GRAND RAPIDS, Mich. (WOOD) — Darrell Watkins prefers his skateboard for getting around. Driving car is an expense he’s trying to avoid, especially when it comes to auto insurance.

He had to switch to his parents’ policy “because it’s too expensive for me to pay,” he said as he sat on the steps of the Grand Rapids Art Museum Thursday, skateboard at the ready.

Supporters promised the end of Michigan’s no-fault automotive insuranceapproved by the Legislature last week and signed into law Thursday — will save drivers like Watkins. Whether that’s actually true remains to be seen.

Brian Boer of the Boer Insurance Group near Grand Rapids has crunched the numbers.

“Maybe 5% to 10%, depending on what coverage levels they elect for medical and how they adjust their liability coverage accordingly,” he explained.

That liability coverage is one of the fine-print parts of the measure ending no-fault that concerns critics.

Under no-fault, if someone is injured in a crash that you cause, the cost of their medical coverage is covered by the personal injury protection part of their policy.

But in a no no-fault world, if the same injured person elected to reduce or eliminate their PIP, you’re on the hook if they sue. You’ll need to have enough liability coverage to cover your assets, but that additional coverage will likely cost you.

“We expect liability coverage will become more expensive than it is today simply because you’re going to have some of those medical expenses that other people are seeking via lawsuits from … the driver that caused them,” Boer said.

>>Online: Auto insurance reform law

Most savings from the end of no-fault will come with the elimination of mandatory unlimited PIP. You’ll still be able to include PIP on your policy, but you’ll have an option on how much coverage you want. While dropping PIP will gave you the biggest chunk of savings, Boer says there are some things you need to consider first. PIP covers everything, including deductibles for medical care if you’re in a crash.     

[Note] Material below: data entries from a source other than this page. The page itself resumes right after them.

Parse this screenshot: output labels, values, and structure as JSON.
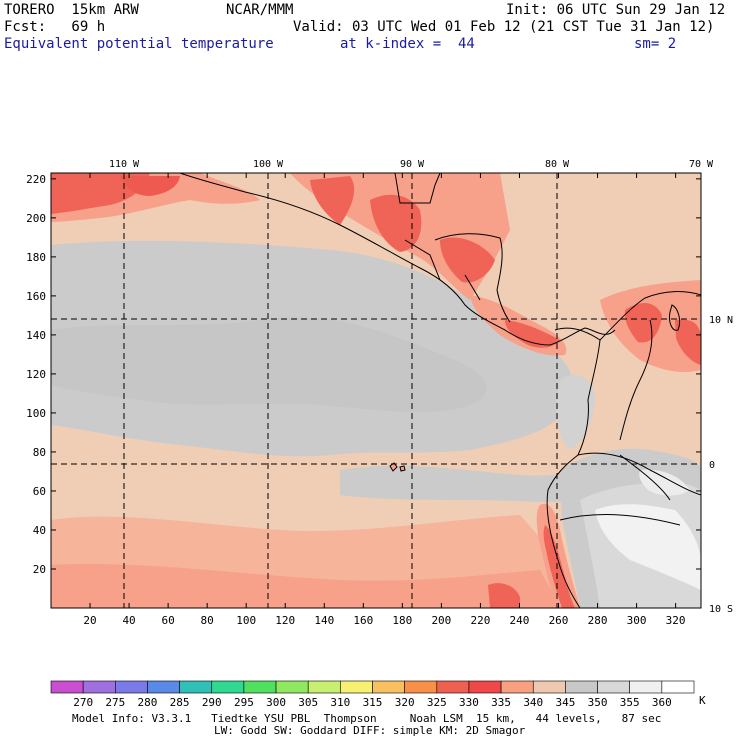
{
  "header": {
    "model": "TORERO  15km ARW",
    "org": "NCAR/MMM",
    "init": "Init: 06 UTC Sun 29 Jan 12",
    "fcst": "Fcst:   69 h",
    "valid": "Valid: 03 UTC Wed 01 Feb 12 (21 CST Tue 31 Jan 12)",
    "field": "Equivalent potential temperature",
    "level": "at k-index =  44",
    "smooth": "sm= 2"
  },
  "axes": {
    "x_ticks": [
      "20",
      "40",
      "60",
      "80",
      "100",
      "120",
      "140",
      "160",
      "180",
      "200",
      "220",
      "240",
      "260",
      "280",
      "300",
      "320"
    ],
    "y_ticks": [
      "20",
      "40",
      "60",
      "80",
      "100",
      "120",
      "140",
      "160",
      "180",
      "200",
      "220"
    ],
    "lon_labels": [
      "110 W",
      "100 W",
      "90 W",
      "80 W",
      "70 W"
    ],
    "lat_labels": [
      "10 N",
      "0",
      "10 S"
    ]
  },
  "legend": {
    "values": [
      "270",
      "275",
      "280",
      "285",
      "290",
      "295",
      "300",
      "305",
      "310",
      "315",
      "320",
      "325",
      "330",
      "335",
      "340",
      "345",
      "350",
      "355",
      "360"
    ],
    "unit": "K",
    "colors": [
      "#c94fd0",
      "#a070e0",
      "#7a7ae8",
      "#5a8ae8",
      "#30c0b8",
      "#30d890",
      "#50e060",
      "#90e860",
      "#c8f070",
      "#f8f070",
      "#f8c060",
      "#f89048",
      "#f06050",
      "#f04848",
      "#f8a080",
      "#f0c8b0",
      "#c8c8c8",
      "#d8d8d8",
      "#f0f0f0",
      "#ffffff"
    ],
    "palette": {
      "ocean_light": "#f0cdb5",
      "ocean_gray": "#cbcbcb",
      "warm": "#f7a08a",
      "hot": "#f06458",
      "land_cool": "#d9d9d9",
      "land_white": "#f2f2f2"
    }
  },
  "footer": {
    "line1": "Model Info: V3.3.1   Tiedtke YSU PBL  Thompson     Noah LSM  15 km,   44 levels,   87 sec",
    "line2": "LW: Godd SW: Goddard DIFF: simple KM: 2D Smagor"
  }
}
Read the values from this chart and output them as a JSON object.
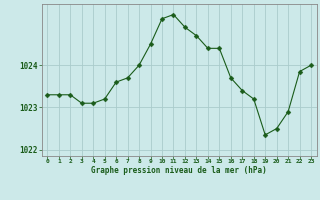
{
  "hours": [
    0,
    1,
    2,
    3,
    4,
    5,
    6,
    7,
    8,
    9,
    10,
    11,
    12,
    13,
    14,
    15,
    16,
    17,
    18,
    19,
    20,
    21,
    22,
    23
  ],
  "pressure": [
    1023.3,
    1023.3,
    1023.3,
    1023.1,
    1023.1,
    1023.2,
    1023.6,
    1023.7,
    1024.0,
    1024.5,
    1025.1,
    1025.2,
    1024.9,
    1024.7,
    1024.4,
    1024.4,
    1023.7,
    1023.4,
    1023.2,
    1022.35,
    1022.5,
    1022.9,
    1023.85,
    1024.0
  ],
  "line_color": "#1a5c1a",
  "marker": "D",
  "marker_size": 2.5,
  "bg_color": "#cce9e9",
  "grid_color": "#aacccc",
  "xlabel": "Graphe pression niveau de la mer (hPa)",
  "xlabel_color": "#1a5c1a",
  "tick_color": "#1a5c1a",
  "ylim": [
    1021.85,
    1025.45
  ],
  "yticks": [
    1022,
    1023,
    1024
  ],
  "xlim": [
    -0.5,
    23.5
  ],
  "xticks": [
    0,
    1,
    2,
    3,
    4,
    5,
    6,
    7,
    8,
    9,
    10,
    11,
    12,
    13,
    14,
    15,
    16,
    17,
    18,
    19,
    20,
    21,
    22,
    23
  ]
}
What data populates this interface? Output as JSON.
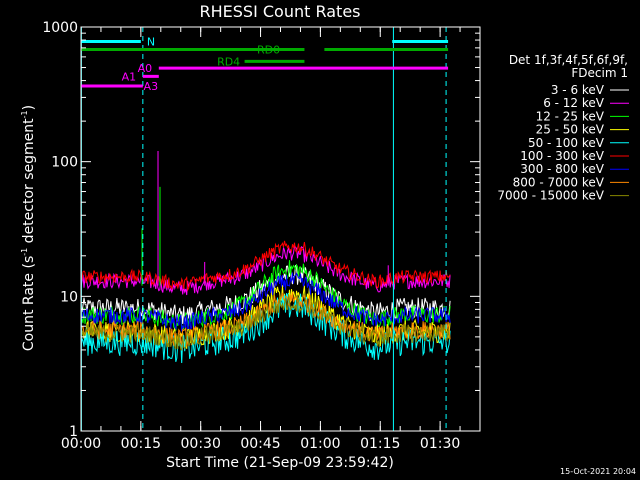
{
  "chart_data": {
    "type": "line",
    "title": "RHESSI Count Rates",
    "xlabel": "Start Time (21-Sep-09 23:59:42)",
    "ylabel_main": "Count Rate (s",
    "ylabel_exp1": "-1",
    "ylabel_mid": " detector segment",
    "ylabel_exp2": "-1",
    "ylabel_close": ")",
    "y_scale": "log",
    "ylim": [
      1,
      1000
    ],
    "xlim_minutes": [
      0,
      100
    ],
    "y_ticks": [
      {
        "value": 1,
        "label": "1"
      },
      {
        "value": 10,
        "label": "10"
      },
      {
        "value": 100,
        "label": "100"
      },
      {
        "value": 1000,
        "label": "1000"
      }
    ],
    "x_ticks": [
      {
        "minutes": 0,
        "label": "00:00"
      },
      {
        "minutes": 15,
        "label": "00:15"
      },
      {
        "minutes": 30,
        "label": "00:30"
      },
      {
        "minutes": 45,
        "label": "00:45"
      },
      {
        "minutes": 60,
        "label": "01:00"
      },
      {
        "minutes": 75,
        "label": "01:15"
      },
      {
        "minutes": 90,
        "label": "01:30"
      }
    ],
    "legend_header": [
      "Det 1f,3f,4f,5f,6f,9f,",
      "FDecim 1"
    ],
    "series": [
      {
        "name": "3 - 6 keV",
        "color": "#ffffff",
        "base": 8.2,
        "peak": 14.5,
        "noise": 0.055
      },
      {
        "name": "6 - 12 keV",
        "color": "#ff00ff",
        "base": 13.0,
        "peak": 21.0,
        "noise": 0.04
      },
      {
        "name": "12 - 25 keV",
        "color": "#00ff00",
        "base": 7.3,
        "peak": 16.0,
        "noise": 0.05
      },
      {
        "name": "25 - 50 keV",
        "color": "#ffff00",
        "base": 5.5,
        "peak": 10.5,
        "noise": 0.06
      },
      {
        "name": "50 - 100 keV",
        "color": "#00ffff",
        "base": 4.6,
        "peak": 8.5,
        "noise": 0.075
      },
      {
        "name": "100 - 300 keV",
        "color": "#ff0000",
        "base": 14.0,
        "peak": 23.5,
        "noise": 0.035
      },
      {
        "name": "300 - 800 keV",
        "color": "#0000ff",
        "base": 7.2,
        "peak": 13.0,
        "noise": 0.045
      },
      {
        "name": "800 - 7000 keV",
        "color": "#ff8800",
        "base": 5.6,
        "peak": 9.5,
        "noise": 0.05
      },
      {
        "name": "7000 - 15000 keV",
        "color": "#888800",
        "base": 5.3,
        "peak": 9.0,
        "noise": 0.05
      }
    ],
    "spikes": [
      {
        "minutes": 15.3,
        "value": 32,
        "color": "#00ff00"
      },
      {
        "minutes": 19.3,
        "value": 120,
        "color": "#ff00ff"
      },
      {
        "minutes": 19.8,
        "value": 65,
        "color": "#00ff00"
      },
      {
        "minutes": 31.0,
        "value": 18,
        "color": "#ff00ff"
      },
      {
        "minutes": 77.0,
        "value": 17,
        "color": "#ff00ff"
      }
    ],
    "flag_bars": [
      {
        "label": "N",
        "color": "#00ffff",
        "value": 780,
        "segments": [
          [
            0,
            15
          ],
          [
            78,
            92
          ]
        ],
        "label_at": 16.5,
        "label_pos": "right"
      },
      {
        "label": "RD0",
        "color": "#00aa00",
        "value": 680,
        "segments": [
          [
            0,
            56
          ],
          [
            61,
            92
          ]
        ],
        "label_at": 47,
        "label_pos": "center"
      },
      {
        "label": "RD4",
        "color": "#00aa00",
        "value": 555,
        "segments": [
          [
            41,
            56
          ]
        ],
        "label_at": 37,
        "label_pos": "center"
      },
      {
        "label": "A0",
        "color": "#ff00ff",
        "value": 495,
        "segments": [
          [
            19.5,
            92
          ]
        ],
        "label_at": 16.0,
        "label_pos": "center"
      },
      {
        "label": "A1",
        "color": "#ff00ff",
        "value": 430,
        "segments": [
          [
            15.5,
            19.5
          ]
        ],
        "label_at": 12.0,
        "label_pos": "center"
      },
      {
        "label": "A3",
        "color": "#ff00ff",
        "value": 365,
        "segments": [
          [
            0,
            15.5
          ]
        ],
        "label_at": 17.5,
        "label_pos": "center"
      }
    ],
    "vlines": [
      {
        "minutes": 0.1,
        "color": "#00ffff",
        "style": "solid"
      },
      {
        "minutes": 15.5,
        "color": "#00ffff",
        "style": "dashed"
      },
      {
        "minutes": 78.3,
        "color": "#00ffff",
        "style": "solid"
      },
      {
        "minutes": 91.5,
        "color": "#00ffff",
        "style": "dashed"
      }
    ],
    "timestamp": "15-Oct-2021 20:04",
    "grid": false,
    "legend_position": "right"
  }
}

“So if you have a high deductible plan for your health insurance, maybe it’s $6 grand, $8 grand, $10 grand even, if you’ve elected to not have coverage on your auto insurance policy, obviously that’s your responsibility if it’s being paid by your health insurance,” Boer said.

On the plus side, medical costs for your injuries might come down. The new law requires a fee schedule for medical procedures based on what Medicare and private insurers cover.

“Right now, there is no fee schedule, so costs are all over the board in terms of what gets paid for — the checkup, the X-ray,” Boer said.

The changes won’t become law until July 1, 2020. Boer said agents will be diving deeper into the new rules to let clients know their options before then.

“We think it’s important to get in front of it — make these elections, understand how things are going to work — well ahead of that July 1st date,” Boer said.